The world’s leading publication for data science, AI, and ML professionals.

Elo Merchant Category Recommendation – A Case Study

A Machine Learning Case Study walk-through.

Photo by Franki Chamaki on Unsplash
Photo by Franki Chamaki on Unsplash

In today’s modern era, Machine Learning is involved in almost every aspect of our lives. From something as simple as providing movie and product recommendations to something complex such as leveraging business data to infer and make business decisions for organizations, Machine Learning and AI over past few decades has come a long way.

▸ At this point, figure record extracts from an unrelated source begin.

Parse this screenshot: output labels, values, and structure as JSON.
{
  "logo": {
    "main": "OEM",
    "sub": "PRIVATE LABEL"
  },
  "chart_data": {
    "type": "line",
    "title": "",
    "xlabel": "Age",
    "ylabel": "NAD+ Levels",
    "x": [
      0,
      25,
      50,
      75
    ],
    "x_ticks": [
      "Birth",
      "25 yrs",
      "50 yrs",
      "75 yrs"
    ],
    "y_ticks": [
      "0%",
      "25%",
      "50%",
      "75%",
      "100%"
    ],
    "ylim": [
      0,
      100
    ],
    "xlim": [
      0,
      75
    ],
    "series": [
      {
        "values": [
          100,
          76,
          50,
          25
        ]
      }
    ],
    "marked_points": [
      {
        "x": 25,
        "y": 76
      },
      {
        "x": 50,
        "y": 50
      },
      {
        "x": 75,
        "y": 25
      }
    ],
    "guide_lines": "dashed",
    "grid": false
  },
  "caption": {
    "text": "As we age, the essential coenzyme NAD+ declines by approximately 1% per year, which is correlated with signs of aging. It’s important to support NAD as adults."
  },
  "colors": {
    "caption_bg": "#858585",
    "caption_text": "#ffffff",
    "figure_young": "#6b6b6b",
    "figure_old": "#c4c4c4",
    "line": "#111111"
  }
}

Today, I am going to discuss one such example of the Elo Merchant Category Recommendation – A Machine Learning(ML) case study that I enjoyed working on.


Overview of the Case Study:

The case study approach is divided into following steps:

  • Business Problem
  • ML Problem Formulation
  • Exploratory Data Analysis
  • Feature Engineering
  • Feature Correlation and Feature Selection
  • Regression Models
  • Conclusion and Results

Business Problem

Elo is one of the largest payment brands in Brazil. They provide restaurant recommendations for a user along with discounts based on the user’s credit card provider and restaurant preferences. Elo has built partnerships with various brands to offer promotions and discounts from various merchants to the user.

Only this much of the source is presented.